I recently had a case at BRIA where in the decision letter I stated “The key for successful resolution of the issues identified by the reviewers is proof that the results are not statistical method of analysis dependent.” The decision letter went on to suggest a variety of tests that could be done to rule out the issue of method dependency. How did the authors reply? A two page ramble in the text of the paper about why their method was most appropriate.
What inference can I draw as an editor from such a reply? That the results are so substantially weaker if other valid methods are employed that the authors did not want to disclose them. If the results are so method dependent then are they really results that we want to report in our literature? As Bob Libby used to say about experiments, if you cannot see the difference you are reporting by examining cell means, maybe what you found is a dust mite not a mountain (okay not exactly what Bob said but close enough to get the point).
Really, we can’t all publish in the American 3?!
Kris Hardies ( a heck of a good sort and one I am normally sypatico with) recently published a blog entry at the EAA ARC ( https://arc.eaa-online.org/blog/we-simply-cant-all-be-publishing-top-journals ).

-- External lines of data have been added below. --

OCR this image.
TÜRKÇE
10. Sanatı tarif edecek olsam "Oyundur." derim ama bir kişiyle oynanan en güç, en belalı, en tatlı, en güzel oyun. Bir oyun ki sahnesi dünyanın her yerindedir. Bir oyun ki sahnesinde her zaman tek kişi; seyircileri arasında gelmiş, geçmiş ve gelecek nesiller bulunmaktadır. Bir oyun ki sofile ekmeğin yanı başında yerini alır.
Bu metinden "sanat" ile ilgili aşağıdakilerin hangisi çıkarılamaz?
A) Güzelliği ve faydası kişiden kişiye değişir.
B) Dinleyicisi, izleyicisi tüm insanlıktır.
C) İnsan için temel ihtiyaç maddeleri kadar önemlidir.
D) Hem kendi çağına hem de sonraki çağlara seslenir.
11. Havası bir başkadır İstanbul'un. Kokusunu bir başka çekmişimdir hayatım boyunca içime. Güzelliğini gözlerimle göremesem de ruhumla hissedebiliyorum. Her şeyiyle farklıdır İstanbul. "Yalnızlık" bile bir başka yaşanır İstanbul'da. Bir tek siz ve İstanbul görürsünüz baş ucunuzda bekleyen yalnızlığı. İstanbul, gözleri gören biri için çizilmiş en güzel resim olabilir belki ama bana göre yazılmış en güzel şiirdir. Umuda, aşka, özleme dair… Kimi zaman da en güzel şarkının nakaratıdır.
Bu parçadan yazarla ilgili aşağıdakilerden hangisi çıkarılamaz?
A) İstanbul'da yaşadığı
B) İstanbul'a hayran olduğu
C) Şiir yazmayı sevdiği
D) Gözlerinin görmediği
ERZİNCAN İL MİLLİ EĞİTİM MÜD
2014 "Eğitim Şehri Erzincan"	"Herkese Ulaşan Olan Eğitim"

Really? “No sh*t Sherlock” as an expression, somewhat blue in nature, goes in North America! (Expression means, for non North American English readers, that is not a surprise with an allusion to the famous fictional British “consulting detective” Sherlock Holmes).
Kris’s argument is that there are at least 3000 publishing Accounting academics in the world and over a five year period there is not room for three thousand authors in the American Three! But who has agency here?
Is it not our fellow academy members in our own universities that decide we will only count Three ( or 4 or 5 or 6 or 10) journals? When I see commentaries like this I just cringe as it assumes that bright PHD’s have no agency in the matter!! You can find a different school, you can fight for change in your school, you can publish where you want and challenge any negative performance evaluation as arbitrary and unreasonable!
The one thing you should not do is to attempt to blindly conform and not publish your research at all in the best journals you can publish in! After all countless prize winning articles have been published outside the American Three. Yet to not publish at all is the reaction I have seen frequently to such edicts by schools and rants like Kris’s ( sorry Kris . . . .).
A longer blog vacation than a real one!
I thought I would be back blogging a lot sooner than I was! The end of summer rush at BRIA caught me by surprise (although I should know better). A bit more disconcerting was the passing of founding BRIA Editor Ken Euske over the summer! In any event I am back.
First my condolences to Professor Euske’s family. We at BRIA will not leave his death unmarked and there are several folks helping to get together an appropriate memorial article about his contributions to the academy.
Second, we continue to be fortunate with the set of papers sent into BRIA. But folks need to realize I am not, despite my rep in some circles, the journal. Sometimes I will suggest authors submit papers to the journal and both reviewers say “NO”! That is why I have only solicited one paper during my editorship and that paper is a 30 year retrospective about the academic accounting research world from a social and behavioural perspective. All other papers have outcome uncertainty associated with submission. Indeed, the only time I have ever gone against both reviewers saying “NO” is when I ex ante documented why I expected them to say “no” and that is what they said with the expected reasons!